To solve the problem of arranging the letters of the word "PERMUTATIONS" such that it starts with 'P' and ends with 'S', we can follow these steps: ### Step-by-Step Solution: 1. **Identify the total letters in the word**: The word "PERMUTATIONS" consists of 12 letters. 2. **Fix the first and last letters**: According to the problem, the first letter must be 'P' and the last letter must be 'S'. This means we are left with the letters in between. 3. **Count the letters between 'P' and 'S'**: After fixing 'P' at the start and 'S' at the end, we have the following letters left to arrange: E, R, M, U, T, A, T, I, O, N. This gives us a total of 10 letters. 4. **Account for repetitions**: In the letters we have left (E, R, M, U, T, A, T, I, O, N), the letter 'T' appears twice. 5. **Calculate the arrangements**: The formula for arranging n items where there are repetitions is given by: \[ \text{Number of arrangements} = \frac{n!}{p_1! \times p_2! \times \ldots} \] where \( n \) is the total number of items, and \( p_1, p_2, \ldots \) are the frequencies of the repeated items.
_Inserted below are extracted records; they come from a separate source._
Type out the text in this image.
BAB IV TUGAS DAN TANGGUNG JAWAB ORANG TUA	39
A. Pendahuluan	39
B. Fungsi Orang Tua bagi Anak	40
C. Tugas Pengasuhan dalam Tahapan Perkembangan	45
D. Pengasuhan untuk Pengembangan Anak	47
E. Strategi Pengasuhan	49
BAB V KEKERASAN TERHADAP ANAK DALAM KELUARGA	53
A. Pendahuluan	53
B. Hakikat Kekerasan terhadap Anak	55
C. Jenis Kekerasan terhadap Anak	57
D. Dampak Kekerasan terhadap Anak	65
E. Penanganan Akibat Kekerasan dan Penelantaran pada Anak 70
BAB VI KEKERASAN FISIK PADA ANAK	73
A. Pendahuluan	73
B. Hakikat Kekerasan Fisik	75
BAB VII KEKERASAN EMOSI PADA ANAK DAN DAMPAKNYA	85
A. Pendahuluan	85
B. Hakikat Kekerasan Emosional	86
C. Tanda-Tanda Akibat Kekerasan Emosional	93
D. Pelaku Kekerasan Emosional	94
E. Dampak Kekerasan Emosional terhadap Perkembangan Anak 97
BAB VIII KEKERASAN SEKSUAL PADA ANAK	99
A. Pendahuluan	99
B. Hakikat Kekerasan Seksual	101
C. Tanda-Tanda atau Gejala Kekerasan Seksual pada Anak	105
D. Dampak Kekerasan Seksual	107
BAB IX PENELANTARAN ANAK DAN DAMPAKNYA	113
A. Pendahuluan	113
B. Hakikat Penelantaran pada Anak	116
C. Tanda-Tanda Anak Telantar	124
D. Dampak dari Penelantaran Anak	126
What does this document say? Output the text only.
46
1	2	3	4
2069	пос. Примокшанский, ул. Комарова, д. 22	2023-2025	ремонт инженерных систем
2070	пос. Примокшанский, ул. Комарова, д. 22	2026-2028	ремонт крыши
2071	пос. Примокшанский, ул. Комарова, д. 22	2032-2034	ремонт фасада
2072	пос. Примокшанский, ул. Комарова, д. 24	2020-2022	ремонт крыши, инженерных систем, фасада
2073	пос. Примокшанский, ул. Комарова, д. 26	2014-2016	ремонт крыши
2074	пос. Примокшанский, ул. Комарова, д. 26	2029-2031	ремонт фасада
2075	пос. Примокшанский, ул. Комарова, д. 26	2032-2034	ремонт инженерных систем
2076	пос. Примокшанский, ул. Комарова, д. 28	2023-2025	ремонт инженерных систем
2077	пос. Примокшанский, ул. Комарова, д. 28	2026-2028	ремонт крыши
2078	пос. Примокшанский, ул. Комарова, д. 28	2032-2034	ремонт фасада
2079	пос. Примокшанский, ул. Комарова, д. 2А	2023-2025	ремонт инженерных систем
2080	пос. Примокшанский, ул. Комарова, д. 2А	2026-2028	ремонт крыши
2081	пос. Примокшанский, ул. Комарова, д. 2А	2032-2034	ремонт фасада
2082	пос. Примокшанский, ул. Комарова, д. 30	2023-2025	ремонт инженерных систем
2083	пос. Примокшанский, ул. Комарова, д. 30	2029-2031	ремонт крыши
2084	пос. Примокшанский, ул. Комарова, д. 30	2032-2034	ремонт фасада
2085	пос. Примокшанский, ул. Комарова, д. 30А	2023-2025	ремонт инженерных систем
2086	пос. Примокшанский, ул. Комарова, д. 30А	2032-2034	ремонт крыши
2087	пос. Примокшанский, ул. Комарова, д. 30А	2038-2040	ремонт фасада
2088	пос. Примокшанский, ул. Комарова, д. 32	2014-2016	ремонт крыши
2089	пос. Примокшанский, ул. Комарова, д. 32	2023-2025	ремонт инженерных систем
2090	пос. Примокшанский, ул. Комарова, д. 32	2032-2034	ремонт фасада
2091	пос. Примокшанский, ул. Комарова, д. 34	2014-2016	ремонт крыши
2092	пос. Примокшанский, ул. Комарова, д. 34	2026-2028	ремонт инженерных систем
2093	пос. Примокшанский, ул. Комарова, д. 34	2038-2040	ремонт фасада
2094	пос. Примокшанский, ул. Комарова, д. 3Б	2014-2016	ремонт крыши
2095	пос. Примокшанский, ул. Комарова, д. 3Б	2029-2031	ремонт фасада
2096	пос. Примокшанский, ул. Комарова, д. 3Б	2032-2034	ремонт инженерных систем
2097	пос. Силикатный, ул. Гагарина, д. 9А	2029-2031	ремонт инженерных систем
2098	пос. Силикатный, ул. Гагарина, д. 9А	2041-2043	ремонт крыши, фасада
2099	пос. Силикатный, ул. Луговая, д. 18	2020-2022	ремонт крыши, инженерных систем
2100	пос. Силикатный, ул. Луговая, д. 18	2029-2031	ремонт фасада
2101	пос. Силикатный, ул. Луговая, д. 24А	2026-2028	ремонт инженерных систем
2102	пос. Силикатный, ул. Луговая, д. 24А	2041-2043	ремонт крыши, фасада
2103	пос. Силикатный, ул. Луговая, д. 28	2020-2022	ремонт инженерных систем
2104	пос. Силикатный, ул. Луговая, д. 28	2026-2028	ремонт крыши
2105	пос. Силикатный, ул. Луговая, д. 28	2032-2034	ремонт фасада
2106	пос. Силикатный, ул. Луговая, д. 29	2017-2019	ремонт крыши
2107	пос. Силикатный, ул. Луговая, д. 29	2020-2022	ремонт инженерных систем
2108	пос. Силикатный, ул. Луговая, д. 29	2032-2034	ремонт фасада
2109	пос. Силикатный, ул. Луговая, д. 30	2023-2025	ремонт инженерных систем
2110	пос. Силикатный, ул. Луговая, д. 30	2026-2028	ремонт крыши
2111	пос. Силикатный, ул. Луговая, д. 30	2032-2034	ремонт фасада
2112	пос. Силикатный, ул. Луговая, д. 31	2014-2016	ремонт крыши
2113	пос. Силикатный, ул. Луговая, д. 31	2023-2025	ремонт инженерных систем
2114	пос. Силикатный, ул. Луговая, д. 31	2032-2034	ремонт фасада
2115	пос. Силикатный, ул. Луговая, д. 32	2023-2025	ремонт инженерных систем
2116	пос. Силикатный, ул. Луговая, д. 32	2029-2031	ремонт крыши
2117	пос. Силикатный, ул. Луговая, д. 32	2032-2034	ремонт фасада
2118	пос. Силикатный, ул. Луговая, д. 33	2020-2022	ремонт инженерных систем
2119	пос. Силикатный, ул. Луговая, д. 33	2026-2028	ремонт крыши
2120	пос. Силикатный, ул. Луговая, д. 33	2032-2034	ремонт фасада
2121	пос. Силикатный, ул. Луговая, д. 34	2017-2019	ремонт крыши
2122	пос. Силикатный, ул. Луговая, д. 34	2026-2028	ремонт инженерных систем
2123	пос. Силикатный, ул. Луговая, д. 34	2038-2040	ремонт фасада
In our case: - Total letters to arrange = 10 (E, R, M, U, T, A, T, I, O, N) - The letter 'T' is repeated 2 times. Therefore, the number of arrangements is: \[ \text{Number of arrangements} = \frac{10!}{2!} \] 6. **Calculate 10! and 2!**: - \( 10! = 10 \times 9 \times 8 \times 7 \times 6 \times 5 \times 4 \times 3 \times 2 \times 1 = 3628800 \) - \( 2! = 2 \times 1 = 2 \) 7. **Final calculation**: \[ \text{Number of arrangements} = \frac{3628800}{2} = 1814400 \] Thus, the total number of ways to arrange the letters of the word "PERMUTATIONS" such that it starts with 'P' and ends with 'S' is **1814400**.